The Atlas of Drosophila Morphology is an excellent resource, find a pdf on the lab server in the “Atlas of Drosophila Morphology” folder.

Relationship of the CNS, circulatory system, and digestive system (credit: Joe Brock, Francis Crick Institute)

Nutrient control of Drosophila longevity

Circulatory system (A. Miller. The internal anatomy and histology of the imago of Drosophila melanogaster. In M. Demerec, editor, Biology of Drosophila, CSHL Press, p. 444, see hard copy for labels)

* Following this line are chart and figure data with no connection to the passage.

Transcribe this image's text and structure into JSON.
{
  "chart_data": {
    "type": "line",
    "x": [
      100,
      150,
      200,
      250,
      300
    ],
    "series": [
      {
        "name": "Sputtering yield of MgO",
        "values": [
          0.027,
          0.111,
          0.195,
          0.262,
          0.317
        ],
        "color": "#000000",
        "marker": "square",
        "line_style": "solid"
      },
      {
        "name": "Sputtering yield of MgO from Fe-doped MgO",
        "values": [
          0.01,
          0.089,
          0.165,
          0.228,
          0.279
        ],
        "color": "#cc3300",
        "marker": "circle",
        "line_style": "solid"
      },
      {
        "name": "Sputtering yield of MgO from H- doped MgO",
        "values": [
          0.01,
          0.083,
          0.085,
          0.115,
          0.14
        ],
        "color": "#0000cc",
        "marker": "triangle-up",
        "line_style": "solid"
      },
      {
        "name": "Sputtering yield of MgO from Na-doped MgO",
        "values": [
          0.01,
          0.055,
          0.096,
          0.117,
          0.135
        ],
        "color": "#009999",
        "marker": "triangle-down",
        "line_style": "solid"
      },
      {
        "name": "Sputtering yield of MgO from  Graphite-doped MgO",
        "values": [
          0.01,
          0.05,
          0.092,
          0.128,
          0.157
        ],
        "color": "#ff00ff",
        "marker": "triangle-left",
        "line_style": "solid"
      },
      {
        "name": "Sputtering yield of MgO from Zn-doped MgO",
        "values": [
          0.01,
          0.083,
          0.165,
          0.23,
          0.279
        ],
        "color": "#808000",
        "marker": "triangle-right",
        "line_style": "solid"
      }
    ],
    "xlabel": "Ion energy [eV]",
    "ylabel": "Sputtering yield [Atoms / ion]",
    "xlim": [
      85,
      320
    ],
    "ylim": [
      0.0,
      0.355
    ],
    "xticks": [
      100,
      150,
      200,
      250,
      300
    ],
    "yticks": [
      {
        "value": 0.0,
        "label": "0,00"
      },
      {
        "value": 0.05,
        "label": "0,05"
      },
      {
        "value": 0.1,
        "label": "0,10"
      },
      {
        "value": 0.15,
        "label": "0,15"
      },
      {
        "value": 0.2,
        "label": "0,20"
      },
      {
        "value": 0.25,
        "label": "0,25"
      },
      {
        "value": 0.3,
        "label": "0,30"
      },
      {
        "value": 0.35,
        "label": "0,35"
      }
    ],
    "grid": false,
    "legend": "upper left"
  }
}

Somatic musculature (Atlas of Drosophila Development by Volker Hartenstein) - see linked page for the names of all numbered muscles; the head muscles are

1, 2 retractors of rostrum;

5 dilator of labrum;

6 retractor of paraphyses;

7 retractor of furca;

8 transverse muscle of haustellum

11 dilator of pharynx;

13 gracilis;

16 muscle of frontal pulsatile organ

Tracheal system (Atlas of Drosophila Development by Volker Hartenstein)

Fly Head Anatomy#

Zhao et al. 2025 released some nice 1-um resolution micro CT scans of the fly head. These can be useful for visualizing the position of the brain relative to cuticle landmarks, as well as some of the musculature including muscle 16. Unfortunately the proboscis and associated musculature is not present in these scans.

To facilitate ease of use, there are downsampled (2um voxel size) and annotated versions of the data on the lab server under References/head_micro_ct_2um. These tiffs are formatted such that they can be easily loaded and viewed in napari.

To view the volumes, install napari following these instructions: https://napari.org/dev/tutorials/fundamentals/installation.html

Once you run napari (command line: napari), load all the image layers you want by going to file>load images. Due to the size of the images, it is recommened you copy the folder locally first.

Drag image_data or head_only to the bottom of the layer list so that the label layers are visible.

You can then scroll through the image stacks in any orientation (using the change order of visible axes button) or view as 3d by toggling 3d mode (button second from the left below the layer list). I recommend using rendering: iso.

For instructions about how to use the napari viewer, see this page: https://napari.org/dev/tutorials/fundamentals/viewer.html

Reference:

Zhao, A., Gruntman, E., Nern, A. et al. Eye structure shapes neuron function in Drosophila motion vision. Nature 646, 135–142 (2025).